Le mardi 22 août, l'octogénaire se trouvait à un arrêt d'autobus lorsqu'une voiture s'est arrêtée à son niveau. À bord se trouvaient trois individus – deux hommes et une femme –, qui ont proposé de lui donner un lift lorsqu'elle leur a indiqué qu'elle se rendait à Mont-Roches. Croyant en la bienveillance de ces inconnus, elle a pris place dans le véhicule sans se poser de question.
Une fois dans les parages de Mont-Roches, l’autre femme qui se trouvait dans la voiture l'a menacée et a exigé qu'elle lui remette son sac à main.

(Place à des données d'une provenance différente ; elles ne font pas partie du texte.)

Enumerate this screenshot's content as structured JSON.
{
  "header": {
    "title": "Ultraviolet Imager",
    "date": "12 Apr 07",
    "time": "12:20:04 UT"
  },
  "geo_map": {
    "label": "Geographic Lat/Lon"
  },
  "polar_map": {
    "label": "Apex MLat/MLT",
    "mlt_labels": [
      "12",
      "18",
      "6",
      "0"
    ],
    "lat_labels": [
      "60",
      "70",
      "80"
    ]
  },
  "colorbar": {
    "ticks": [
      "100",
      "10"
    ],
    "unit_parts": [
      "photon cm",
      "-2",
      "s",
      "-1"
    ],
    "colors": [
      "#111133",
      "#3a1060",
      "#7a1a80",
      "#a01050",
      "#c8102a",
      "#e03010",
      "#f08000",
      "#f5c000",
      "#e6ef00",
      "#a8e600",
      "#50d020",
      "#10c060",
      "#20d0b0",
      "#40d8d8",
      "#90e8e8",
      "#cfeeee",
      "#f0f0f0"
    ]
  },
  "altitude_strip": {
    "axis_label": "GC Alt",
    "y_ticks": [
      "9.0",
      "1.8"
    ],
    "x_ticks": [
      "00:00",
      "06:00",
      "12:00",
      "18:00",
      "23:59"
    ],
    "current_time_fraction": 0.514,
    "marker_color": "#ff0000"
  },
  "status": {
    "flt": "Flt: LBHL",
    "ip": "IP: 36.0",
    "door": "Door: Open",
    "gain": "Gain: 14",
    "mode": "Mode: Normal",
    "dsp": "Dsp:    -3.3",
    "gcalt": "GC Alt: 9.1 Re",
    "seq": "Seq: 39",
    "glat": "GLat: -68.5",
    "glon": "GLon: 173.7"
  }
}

Lorsqu'elle a refusé, les deux hommes ont brandi un sabre, la contraignant de le leur remettre. Ils lui ont alors pris la somme de Rs 2 200, qui se trouvait dans son porte-monnaie, ainsi que son téléphone portable. Ils lui ont ensuite rendu le reste de ses affaires avant de lui demander de descendre de la voiture.
L’habitante d'Albion a par la suite porté plainte au poste de police de Barkly et donné aux enquêteurs le numéro de la plaque d'immatriculation du véhicule. Les limiers ont ainsi pu savoir que la voiture est la propriété d'une compagnie sise à Port-Louis. L'enquête suit son cours afin de retrouver les trois suspects impliqués dans ce vol.